Using the Rubric or Evaluation Criteria
The evaluation criteria or rubric helps you and your readers judge your draft. Have others score the proposal just as they would if they were judges. Use their scores to help strengthen sections that need strengthening. Use the criteria to guide your writing, and if you can be objective, score your own proposal when the draft is complete.
In your schedule, be sure to build in enough time for review and revision of at least one draft of the proposal. Ideally, your team will read and judge two drafts before you submit the final. Give them at least three or four days with a draft — adequate time to review, digest, and provide feedback.
Once you receive all your scores, add them and divide by the number of readers to come up with an average. If you scored below 90 on a 100-point proposal, rework the sections in which you scored low. Ask your readers questions if you need more guidance during the revision process.

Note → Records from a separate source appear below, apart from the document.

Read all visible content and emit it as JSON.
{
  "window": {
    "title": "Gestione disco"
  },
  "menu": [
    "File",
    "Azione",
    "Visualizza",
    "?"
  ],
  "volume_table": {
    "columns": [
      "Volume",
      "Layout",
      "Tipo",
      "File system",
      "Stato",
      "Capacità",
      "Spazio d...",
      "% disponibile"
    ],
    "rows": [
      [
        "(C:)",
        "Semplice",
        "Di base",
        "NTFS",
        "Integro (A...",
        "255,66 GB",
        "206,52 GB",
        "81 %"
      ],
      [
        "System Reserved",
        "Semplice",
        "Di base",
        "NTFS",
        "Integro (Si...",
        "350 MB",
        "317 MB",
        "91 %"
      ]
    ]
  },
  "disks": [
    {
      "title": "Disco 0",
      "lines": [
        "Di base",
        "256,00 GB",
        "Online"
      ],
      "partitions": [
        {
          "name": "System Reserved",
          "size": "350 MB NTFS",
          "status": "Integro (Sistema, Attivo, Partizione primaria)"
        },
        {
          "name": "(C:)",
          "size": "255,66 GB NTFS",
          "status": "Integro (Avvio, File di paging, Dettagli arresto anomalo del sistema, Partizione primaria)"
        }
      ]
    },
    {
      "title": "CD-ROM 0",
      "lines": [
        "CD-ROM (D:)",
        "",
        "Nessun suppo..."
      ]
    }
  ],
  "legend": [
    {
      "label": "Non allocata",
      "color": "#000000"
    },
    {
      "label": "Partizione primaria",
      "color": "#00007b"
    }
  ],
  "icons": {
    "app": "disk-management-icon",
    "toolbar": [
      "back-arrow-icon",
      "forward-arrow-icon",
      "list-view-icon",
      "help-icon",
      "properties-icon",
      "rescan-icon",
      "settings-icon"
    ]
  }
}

Many grant programs award competitive priority points for certain factors about the agency or its population. Usually, 5 points are available, over and above the score received on the proposal. They are awarded for such things as a high incidence of poverty among the population the organization serves, for being located in a designated economic-enterprise zone, or for some other criteria over which you have little or no control.
Even if you know you'll receive the priority points, do not add them to your evaluation scores. While the additional points can sometimes push you from “almost” to “funded,” they don't strengthen your proposal or answer questions of grant judges.
Many federal grant programs are now awarding a competitive advantage to novice applicants. If your organization has never received a federal grant award, check the box on the cover sheet that indicates whether the organization is novice. While the proposal is not awarded additional points for being novice, it is given special consideration by the reviewers.